Le dévoilement, une violence coloniale

13 mai 58 à Alger, place du Gouvernement : des musulmanes montées sur un podium pour brûler leur voile. L’enjeu de cette mise en scène est de taille : il faut pour les autorités coloniales que les femmes algériennes se désolidarisent du combat des leurs.

Leur exposition sert de langage : celui d’une puissance coloniale qui oeuvre pour gagner les femmes à l’émancipation et à la pérennité de la " civilisation française ".

Réaction épidermique de la société algérienne : maintenir - et c’est vital - les femmes hors de l’invasion coloniale pour préserver l’être algérien. " Certaines, décrit Franz Fanon, dévoilées depuis longtemps reprennent le voile affirmant ainsi qu’il n’est pas vrai que la femme se libère sur l’invitation de la France et du Général de Gaulle ".

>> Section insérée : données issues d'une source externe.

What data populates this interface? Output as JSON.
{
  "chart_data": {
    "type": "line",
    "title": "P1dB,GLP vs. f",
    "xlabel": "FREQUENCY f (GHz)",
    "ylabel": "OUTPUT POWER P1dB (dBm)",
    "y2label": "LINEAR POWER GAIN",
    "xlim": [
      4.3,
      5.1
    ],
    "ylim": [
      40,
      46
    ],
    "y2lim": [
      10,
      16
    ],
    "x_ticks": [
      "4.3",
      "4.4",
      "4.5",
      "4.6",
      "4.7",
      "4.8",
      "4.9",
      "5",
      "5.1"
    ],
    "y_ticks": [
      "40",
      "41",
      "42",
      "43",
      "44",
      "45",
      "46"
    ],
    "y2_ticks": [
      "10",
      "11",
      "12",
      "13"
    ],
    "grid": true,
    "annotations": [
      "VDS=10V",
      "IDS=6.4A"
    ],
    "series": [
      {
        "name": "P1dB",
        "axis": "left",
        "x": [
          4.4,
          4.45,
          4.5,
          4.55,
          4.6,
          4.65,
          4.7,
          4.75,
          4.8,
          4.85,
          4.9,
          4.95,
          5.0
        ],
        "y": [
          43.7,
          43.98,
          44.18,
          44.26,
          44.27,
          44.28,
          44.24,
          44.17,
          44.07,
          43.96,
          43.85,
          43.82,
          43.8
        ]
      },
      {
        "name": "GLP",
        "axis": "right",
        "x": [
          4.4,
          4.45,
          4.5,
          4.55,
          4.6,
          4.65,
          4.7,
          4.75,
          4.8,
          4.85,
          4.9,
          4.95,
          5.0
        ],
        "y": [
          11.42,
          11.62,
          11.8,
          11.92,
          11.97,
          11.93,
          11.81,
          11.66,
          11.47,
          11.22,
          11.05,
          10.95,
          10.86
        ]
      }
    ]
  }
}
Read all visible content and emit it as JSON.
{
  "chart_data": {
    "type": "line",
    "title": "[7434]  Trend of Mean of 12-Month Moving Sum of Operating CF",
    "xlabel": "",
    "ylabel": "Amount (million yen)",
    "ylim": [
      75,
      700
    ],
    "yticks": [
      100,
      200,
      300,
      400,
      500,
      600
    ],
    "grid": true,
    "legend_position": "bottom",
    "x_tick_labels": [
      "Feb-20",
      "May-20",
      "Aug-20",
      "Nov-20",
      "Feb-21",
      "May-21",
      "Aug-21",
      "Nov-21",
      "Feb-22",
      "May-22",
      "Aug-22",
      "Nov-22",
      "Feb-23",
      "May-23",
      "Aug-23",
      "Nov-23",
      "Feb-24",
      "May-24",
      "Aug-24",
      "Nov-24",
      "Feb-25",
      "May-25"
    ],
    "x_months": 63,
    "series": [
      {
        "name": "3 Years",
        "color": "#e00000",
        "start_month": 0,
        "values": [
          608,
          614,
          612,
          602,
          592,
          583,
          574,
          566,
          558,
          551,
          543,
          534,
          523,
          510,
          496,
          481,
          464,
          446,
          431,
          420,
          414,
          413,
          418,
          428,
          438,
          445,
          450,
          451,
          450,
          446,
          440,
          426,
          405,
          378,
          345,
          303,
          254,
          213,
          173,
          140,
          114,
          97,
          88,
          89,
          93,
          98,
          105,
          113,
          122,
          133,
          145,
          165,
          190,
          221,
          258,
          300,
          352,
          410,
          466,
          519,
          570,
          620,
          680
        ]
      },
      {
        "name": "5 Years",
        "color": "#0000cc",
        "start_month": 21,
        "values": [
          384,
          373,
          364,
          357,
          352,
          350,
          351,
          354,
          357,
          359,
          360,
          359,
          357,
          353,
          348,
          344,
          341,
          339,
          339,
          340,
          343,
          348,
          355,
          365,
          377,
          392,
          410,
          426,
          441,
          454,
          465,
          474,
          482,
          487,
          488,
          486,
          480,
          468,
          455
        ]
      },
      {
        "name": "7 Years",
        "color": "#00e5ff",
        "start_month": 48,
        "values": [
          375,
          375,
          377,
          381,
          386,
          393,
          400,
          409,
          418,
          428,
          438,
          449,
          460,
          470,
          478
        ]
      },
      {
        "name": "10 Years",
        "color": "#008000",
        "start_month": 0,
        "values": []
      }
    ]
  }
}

Aujourd’hui, quarante ans après l’indépendance, les méthodes ont changé dans la forme, mais pas dans le fond, car l’esprit colonial, toujours vivace, continue d’imprimer l’inconscient français. Duplice, il invoque constamment les grands principes qui fondent la République, mais préside à toutes les entreprises politiques qui disqualifient les fils et filles d’indigènes et valorisent un républicanisme franco-français prétendument universaliste.